Strassburg: Der Europäische Gerichtshof für Menschenrechte hat die Schweiz verurteilt – und den Quellenschutz gestärkt. Eine Journalistin der «Basler Zeitung» hatte sich nach einem Artikel über einen Drogenhändler geweigert, ihre Quellen preiszugeben, und bekam nun recht.
Die Top-Storys
Die China-Connection Die Zürcher Hochschule der Künste (ZHdK) lässt seit diesem Sommer im chinesischen Shenzhen eine Designschule bauen. Es ist eine Zusammenarbeit mit dem Harbin Institute of Technology, dem chinesischen Äquivalent zum US-amerikanischen MIT. Das grenzübergreifende, bisher kaum bekannte Projekt sorgt beim Personal der ZHdK für Bauchweh, schreibt die WOZ. Denn wer in China lehren will, zahlt einen besonderen Preis: seine Unabhängigkeit.

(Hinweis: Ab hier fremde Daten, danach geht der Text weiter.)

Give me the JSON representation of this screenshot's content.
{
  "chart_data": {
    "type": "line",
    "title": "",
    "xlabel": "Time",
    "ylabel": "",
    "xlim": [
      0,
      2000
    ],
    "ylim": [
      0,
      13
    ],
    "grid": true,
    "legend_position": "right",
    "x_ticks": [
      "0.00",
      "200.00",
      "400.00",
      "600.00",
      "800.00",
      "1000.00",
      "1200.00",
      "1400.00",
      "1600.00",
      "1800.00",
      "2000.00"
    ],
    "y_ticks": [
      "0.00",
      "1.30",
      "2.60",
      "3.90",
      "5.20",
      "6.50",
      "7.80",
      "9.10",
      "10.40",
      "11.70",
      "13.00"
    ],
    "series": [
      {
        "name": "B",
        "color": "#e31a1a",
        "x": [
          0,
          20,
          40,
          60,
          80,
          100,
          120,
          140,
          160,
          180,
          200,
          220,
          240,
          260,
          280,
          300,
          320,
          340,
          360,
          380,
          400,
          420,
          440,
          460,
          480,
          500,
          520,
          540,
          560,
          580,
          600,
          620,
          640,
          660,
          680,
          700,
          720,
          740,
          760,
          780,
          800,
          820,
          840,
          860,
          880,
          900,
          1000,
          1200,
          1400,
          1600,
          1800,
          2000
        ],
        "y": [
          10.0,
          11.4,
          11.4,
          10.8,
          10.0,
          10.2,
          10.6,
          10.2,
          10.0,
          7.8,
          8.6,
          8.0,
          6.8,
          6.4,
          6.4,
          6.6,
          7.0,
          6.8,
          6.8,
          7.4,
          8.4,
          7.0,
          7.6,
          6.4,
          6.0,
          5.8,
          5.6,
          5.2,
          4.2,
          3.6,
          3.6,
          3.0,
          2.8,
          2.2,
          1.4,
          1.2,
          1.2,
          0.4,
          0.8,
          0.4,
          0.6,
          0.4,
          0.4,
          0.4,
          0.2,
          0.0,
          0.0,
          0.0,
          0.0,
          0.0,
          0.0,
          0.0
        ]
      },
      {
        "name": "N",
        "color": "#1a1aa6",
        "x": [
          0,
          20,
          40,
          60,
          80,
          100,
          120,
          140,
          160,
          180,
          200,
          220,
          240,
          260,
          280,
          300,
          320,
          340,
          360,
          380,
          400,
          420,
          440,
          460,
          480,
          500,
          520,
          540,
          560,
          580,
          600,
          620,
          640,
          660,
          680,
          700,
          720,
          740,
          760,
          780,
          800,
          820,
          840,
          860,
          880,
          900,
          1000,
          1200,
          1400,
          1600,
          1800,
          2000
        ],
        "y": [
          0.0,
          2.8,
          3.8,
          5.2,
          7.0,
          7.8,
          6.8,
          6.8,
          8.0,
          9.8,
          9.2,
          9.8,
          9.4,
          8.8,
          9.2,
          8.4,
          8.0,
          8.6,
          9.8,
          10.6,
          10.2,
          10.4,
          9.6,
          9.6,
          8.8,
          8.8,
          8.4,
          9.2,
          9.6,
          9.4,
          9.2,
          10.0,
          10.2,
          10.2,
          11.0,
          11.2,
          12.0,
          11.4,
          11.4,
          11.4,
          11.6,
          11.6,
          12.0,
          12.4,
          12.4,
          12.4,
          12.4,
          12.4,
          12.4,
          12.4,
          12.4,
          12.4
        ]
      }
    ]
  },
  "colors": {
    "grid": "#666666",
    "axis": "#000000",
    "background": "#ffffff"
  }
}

Ein Land kämpft sich aus seinem Trauma Seit der gefälschten Wahl von Alexander Lukaschenko gehen in Belarus Hunderttausende auf die Strassen, aller Gewalt und Repression durch die verhasste Regierung zum Trotz. Drei Filmemacher haben für den britischen «Guardian» Menschen begleitet, die die Proteste verschieden erleben. Der 20-minütige Film erzählt die Geschichte von einem Filmemacher, der verhaftet und misshandelt wurde; einem Psychologen, der den Traumatisierten beisteht; und einer Journalistin, die verprügelt im Spital liegt.
Heiri auf Abwegen Er soll einer der grössten Waffenhändler der vergangenen Jahrzehnte sein: Heinrich Thomet, Schweizer, gelernter Landwirt, der sich chronisch bedeckt hält. Obwohl ihm Hollywood sogar eine Filmfigur gewidmet hat (gespielt von Bradley Cooper in «War Dogs»), weiss man überraschend wenig über den Mann, der mit Krieg reich geworden ist. Die «NZZ am Sonntag» zeichnet nun nach, in welchen kruden Geschäften Thomet seine Hände im Spiel hatte. Und wie er bis heute nie dafür geradestehen musste.